T = Tr + Tf = 0.768 + 1.89 = 2.66 s. =
Time in air.
To find the speed at which the stone impacts the ground, we'll use the equations of motion.
Step 1: Determine the initial vertical velocity of the stone.
Given that the stone is thrown upward, the initial vertical velocity (v₀) is positive. Therefore, v₀ = 7.53 m/s.
Step 2: Calculate the time taken for the stone to reach its maximum height.
Using the equation of motion:
v = v₀ + gt, where v is the final vertical velocity, g is the acceleration due to gravity, and t is the time taken.
At the maximum height, the final vertical velocity will be 0 m/s (v = 0 m/s).
Therefore, 0 = 7.53 m/s + (-9.80 m/s²) * t.
Solving this equation for t:
9.80 m/s² * t = 7.53 m/s
t = 7.53 m/s / 9.80 m/s²
t ≈ 0.768 seconds
Step 3: Calculate the total time the stone is in the air.

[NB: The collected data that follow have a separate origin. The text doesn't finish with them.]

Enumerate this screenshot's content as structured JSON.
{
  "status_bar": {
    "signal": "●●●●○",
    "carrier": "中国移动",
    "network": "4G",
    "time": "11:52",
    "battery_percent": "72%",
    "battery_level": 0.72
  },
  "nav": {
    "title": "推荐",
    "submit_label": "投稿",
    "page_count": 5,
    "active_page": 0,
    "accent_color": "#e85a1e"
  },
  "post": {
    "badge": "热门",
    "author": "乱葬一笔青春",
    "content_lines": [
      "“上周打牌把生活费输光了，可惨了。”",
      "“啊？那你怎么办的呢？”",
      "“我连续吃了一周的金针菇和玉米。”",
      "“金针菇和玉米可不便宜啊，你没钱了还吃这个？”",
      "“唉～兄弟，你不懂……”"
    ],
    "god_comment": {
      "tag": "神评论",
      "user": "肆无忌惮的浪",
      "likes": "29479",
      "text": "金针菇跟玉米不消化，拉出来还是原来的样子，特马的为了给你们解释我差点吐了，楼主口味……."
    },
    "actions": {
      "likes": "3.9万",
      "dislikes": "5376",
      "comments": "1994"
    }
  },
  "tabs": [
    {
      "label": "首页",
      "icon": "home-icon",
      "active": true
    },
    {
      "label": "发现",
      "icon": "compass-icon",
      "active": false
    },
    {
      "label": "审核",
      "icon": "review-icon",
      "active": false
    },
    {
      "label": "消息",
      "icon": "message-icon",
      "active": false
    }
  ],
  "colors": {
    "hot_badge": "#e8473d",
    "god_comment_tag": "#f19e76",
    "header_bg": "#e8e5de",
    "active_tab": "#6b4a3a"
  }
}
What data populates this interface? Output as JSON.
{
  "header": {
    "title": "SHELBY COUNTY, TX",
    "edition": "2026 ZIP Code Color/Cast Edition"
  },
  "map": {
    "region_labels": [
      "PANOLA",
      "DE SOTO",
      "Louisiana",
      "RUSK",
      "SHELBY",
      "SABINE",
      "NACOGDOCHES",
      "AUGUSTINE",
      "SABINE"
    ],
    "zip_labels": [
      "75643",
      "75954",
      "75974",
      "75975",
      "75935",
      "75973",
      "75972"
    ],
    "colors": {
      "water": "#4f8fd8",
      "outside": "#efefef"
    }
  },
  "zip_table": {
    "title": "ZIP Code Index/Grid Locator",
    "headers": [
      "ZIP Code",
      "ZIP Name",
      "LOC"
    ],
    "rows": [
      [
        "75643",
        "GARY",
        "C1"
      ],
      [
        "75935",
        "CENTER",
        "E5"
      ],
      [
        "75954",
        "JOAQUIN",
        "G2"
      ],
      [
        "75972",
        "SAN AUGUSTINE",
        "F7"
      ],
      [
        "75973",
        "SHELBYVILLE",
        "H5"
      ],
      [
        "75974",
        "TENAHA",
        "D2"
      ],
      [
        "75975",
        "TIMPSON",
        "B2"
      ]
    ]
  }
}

Since the stone goes up and then falls back down, the total time in the air will be twice the time taken to reach the maximum height.
Therefore, total time = 2 * 0.768 seconds
total time ≈ 1.54 seconds
Step 4: Calculate the final vertical velocity when the stone hits the ground.
Using the equation of motion:
v = v₀ + gt
Substituting the values:
v = 7.53 m/s + (-9.80 m/s²) * 1.54 seconds
v ≈ -14.95 m/s
Since the velocity is negative, it indicates that the stone is moving downward. Taking the magnitude of this velocity, the speed at which the stone impacts the ground is approximately 14.95 m/s.
To find the speed of the stone when it impacts the ground, as well as the time it remains in the air, we can use the equations of motion. In this case, we need to consider the vertical motion of the stone.
Step 1: Determine the time it takes for the stone to reach its highest point.
The initial vertical velocity of the stone is 7.53 m/s, and it is thrown vertically upward. The final velocity at the highest point will be zero. The acceleration due to gravity is -9.80 m/s^2 (negative because it acts in the opposite direction to the motion).
We can use the equation of motion to find the time it takes to reach the highest point:
Final velocity squared = Initial velocity squared + 2 * acceleration * displacement
0 = (7.53 m/s)^2 + 2 * (-9.80 m/s^2) * displacement
Solving for displacement:
displacement = (7.53 m/s)^2 / (2 * 9.80 m/s^2)
displacement ≈ 2.88 m
Now we can use the equation of motion to find the time:
Final velocity = Initial velocity + acceleration * time
0 = 7.53 m/s + (-9.80 m/s^2) * time
Solving for time:
time = -7.53 m/s / (-9.80 m/s^2)
time ≈ 0.77 s
Step 2: Determine the time it takes for the stone to fall from the highest point to the ground.
The initial vertical velocity when the stone starts falling from the highest point is zero, as it is momentarily at rest. The displacement is 14.7 m (the height of the building). The acceleration due to gravity is -9.80 m/s^2.
We can use the equation of motion to find the time it takes to fall:
Final velocity squared = Initial velocity squared + 2 * acceleration * displacement
V^2 = 0^2 + 2 * (-9.80 m/s^2) * (-14.7 m)
V ≈ 17.14 m/s
The magnitude of the final velocity is 17.14 m/s, but since it is directed downward, the speed will also be positive 17.14 m/s.
Step 3: Determine the total time of flight.
The total time of flight is the sum of the time it takes to reach the highest point (0.77 s) and the time it takes to fall back down (which is also 0.77 s).
Total time of flight = 0.77 s + 0.77 s = 1.54 s
Therefore, the stone impacts the ground with a speed of approximately 17.14 m/s and remains in the air for about 1.54 seconds.